The following is an overview of the process of building a website from soup to nuts.
Meetings and Project Phase Planning
The first step of the web design project is the project planning and discovery phase. This may be a single meeting with the key decision makers, owners, and marketers or it can be a series of meetings (or conference calls) in which the pre-design details are all hammered out.
This initial discovery meeting should define or touch on:
- The goals for the website, possibly including measurable performance benchmarks
- The technical constraints and requirements
- Branding and design direction, possibly including creation of a design brief
- Ongoing management the website will need and who will perform (for example, adding new products or updating news feed)
Website Strategy
Taking the discovery meeting notes in hand, the next step is to plan out the skeleton (structure) for the website. Often this is a simple flow chart or Excel document that will list out the pages the site will contain, which should be crafted with purpose. Some website design projects require a lot of storytelling – charities for example – while others can suffice with a single “about us” paragraph on the homepage.
The building blocks of the site are decided upon and optionally put into a strategy brief, of which all further work will be based on.
Content Planning and On-Page SEO
Before the design brief can be handed to the website design team, the site’s content and keywords should be minimally planned out. What will be on the homepage? Should users be encouraged to call a phone number or does the client prefer they fill out an email form? What types of things does the designer need include in their mock up?

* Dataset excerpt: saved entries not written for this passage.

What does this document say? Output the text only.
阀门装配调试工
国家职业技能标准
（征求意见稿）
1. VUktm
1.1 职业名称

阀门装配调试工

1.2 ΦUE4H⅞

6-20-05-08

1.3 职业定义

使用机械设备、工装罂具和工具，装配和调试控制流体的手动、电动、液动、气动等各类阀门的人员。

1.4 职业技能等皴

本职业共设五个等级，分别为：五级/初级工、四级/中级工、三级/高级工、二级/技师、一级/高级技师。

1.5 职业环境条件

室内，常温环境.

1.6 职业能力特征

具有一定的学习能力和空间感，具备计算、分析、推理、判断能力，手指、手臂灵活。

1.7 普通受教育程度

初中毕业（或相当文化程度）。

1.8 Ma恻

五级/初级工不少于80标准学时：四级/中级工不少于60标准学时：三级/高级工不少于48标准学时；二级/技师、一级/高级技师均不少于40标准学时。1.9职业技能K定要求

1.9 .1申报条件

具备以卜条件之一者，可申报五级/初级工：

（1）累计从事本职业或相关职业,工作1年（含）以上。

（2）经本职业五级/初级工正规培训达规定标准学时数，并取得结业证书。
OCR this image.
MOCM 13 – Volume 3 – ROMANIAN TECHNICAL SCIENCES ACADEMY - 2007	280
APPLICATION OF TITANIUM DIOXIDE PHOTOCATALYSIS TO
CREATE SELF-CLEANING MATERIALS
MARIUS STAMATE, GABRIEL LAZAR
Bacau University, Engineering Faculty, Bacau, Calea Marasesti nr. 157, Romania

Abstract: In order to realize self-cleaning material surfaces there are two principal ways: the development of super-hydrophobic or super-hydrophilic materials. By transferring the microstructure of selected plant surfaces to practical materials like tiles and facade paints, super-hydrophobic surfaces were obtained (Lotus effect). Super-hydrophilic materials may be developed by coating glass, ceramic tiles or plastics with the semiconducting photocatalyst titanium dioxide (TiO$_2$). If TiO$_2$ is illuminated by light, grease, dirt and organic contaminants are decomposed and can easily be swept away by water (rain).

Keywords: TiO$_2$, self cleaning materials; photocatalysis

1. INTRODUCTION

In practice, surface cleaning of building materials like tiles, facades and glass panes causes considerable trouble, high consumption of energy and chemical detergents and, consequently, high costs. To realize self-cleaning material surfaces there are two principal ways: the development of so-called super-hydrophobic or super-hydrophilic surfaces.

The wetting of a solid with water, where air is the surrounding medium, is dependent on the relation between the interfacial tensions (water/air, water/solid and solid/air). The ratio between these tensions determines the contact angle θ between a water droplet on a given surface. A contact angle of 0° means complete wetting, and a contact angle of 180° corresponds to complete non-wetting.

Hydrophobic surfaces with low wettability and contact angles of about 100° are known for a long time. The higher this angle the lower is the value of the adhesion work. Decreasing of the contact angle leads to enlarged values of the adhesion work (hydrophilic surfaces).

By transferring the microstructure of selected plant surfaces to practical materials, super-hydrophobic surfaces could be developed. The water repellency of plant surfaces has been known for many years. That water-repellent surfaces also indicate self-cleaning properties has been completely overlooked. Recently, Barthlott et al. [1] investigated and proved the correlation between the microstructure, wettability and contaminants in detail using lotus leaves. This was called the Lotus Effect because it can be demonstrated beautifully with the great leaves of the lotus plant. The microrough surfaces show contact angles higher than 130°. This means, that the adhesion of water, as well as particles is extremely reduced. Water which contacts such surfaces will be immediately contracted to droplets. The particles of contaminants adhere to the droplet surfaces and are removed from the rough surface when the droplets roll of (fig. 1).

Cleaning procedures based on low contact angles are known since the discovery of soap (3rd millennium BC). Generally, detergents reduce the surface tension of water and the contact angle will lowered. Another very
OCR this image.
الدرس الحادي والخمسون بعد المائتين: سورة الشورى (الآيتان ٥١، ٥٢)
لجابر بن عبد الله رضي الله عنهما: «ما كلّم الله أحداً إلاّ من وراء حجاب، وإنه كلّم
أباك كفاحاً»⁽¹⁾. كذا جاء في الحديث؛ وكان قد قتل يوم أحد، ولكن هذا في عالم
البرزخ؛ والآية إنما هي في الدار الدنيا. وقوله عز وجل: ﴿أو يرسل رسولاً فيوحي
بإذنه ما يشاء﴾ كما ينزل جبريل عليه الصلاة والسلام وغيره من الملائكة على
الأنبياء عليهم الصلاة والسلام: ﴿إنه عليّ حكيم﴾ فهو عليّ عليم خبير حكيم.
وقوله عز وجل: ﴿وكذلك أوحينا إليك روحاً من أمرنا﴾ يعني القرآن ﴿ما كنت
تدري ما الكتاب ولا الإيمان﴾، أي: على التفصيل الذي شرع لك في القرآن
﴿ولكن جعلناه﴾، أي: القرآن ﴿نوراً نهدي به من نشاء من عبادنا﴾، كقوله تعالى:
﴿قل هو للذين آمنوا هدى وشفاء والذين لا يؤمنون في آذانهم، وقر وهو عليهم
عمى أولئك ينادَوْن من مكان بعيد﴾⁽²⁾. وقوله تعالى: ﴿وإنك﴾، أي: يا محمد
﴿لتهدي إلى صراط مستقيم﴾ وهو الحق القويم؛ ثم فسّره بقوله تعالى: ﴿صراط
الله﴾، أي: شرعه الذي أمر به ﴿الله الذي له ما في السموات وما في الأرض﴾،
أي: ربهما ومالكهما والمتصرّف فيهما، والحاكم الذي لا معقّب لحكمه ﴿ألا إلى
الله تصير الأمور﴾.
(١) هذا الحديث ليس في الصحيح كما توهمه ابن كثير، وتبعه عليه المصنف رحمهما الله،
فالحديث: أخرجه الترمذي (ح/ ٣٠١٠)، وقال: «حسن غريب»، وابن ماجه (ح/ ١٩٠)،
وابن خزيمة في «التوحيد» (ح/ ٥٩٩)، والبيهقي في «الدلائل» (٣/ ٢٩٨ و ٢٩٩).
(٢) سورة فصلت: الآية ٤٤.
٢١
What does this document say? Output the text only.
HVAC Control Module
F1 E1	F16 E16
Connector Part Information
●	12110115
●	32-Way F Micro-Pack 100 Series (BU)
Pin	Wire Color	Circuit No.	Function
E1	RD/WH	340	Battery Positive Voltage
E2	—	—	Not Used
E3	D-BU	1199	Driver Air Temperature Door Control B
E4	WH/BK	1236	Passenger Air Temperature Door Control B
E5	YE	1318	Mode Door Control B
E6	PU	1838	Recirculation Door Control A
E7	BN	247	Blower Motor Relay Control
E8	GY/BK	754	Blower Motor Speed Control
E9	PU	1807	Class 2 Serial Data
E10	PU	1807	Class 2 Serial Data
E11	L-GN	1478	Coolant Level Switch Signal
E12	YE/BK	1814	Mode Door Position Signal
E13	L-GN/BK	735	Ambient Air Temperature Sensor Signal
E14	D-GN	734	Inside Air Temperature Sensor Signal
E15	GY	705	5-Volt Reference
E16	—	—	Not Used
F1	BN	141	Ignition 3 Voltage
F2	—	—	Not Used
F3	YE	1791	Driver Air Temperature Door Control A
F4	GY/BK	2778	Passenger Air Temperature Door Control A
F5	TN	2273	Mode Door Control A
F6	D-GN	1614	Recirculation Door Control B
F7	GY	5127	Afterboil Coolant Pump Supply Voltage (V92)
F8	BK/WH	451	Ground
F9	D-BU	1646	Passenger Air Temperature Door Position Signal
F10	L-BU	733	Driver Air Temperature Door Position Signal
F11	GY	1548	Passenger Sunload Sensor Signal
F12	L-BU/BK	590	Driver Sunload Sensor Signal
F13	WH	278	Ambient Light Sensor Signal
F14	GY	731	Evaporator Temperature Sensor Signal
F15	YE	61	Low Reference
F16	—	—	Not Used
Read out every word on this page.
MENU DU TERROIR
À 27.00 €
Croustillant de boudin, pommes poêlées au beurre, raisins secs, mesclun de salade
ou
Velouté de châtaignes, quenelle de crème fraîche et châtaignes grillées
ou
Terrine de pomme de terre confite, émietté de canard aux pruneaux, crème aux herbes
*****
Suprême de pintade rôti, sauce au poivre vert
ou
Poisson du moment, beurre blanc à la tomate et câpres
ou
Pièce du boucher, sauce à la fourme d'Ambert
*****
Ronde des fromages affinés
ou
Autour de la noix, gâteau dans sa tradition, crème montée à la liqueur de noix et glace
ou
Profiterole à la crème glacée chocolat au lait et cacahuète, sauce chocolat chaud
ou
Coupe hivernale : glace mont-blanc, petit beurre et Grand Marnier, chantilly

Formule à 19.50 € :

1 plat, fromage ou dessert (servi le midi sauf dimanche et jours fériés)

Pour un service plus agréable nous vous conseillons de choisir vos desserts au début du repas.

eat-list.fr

This is also a good time to choose content keywords for the website’s search engine optimization. An SEO brief – even a short one – is another good tool to create early so that everthing else stays on message.
Branding
All of the client’s existing branding will be considered, including marketing materials and digital assets. Is there a design brief or logo style guide? Does the company already have a color pallette and a typography style guide? A website may deviate from the design of printed collateral, but again the designers will want to see them so that the message is cohesive.
If the company does not have any current branding, this is a good time to create some of those components. Even a simple typographical logo would be beneficial.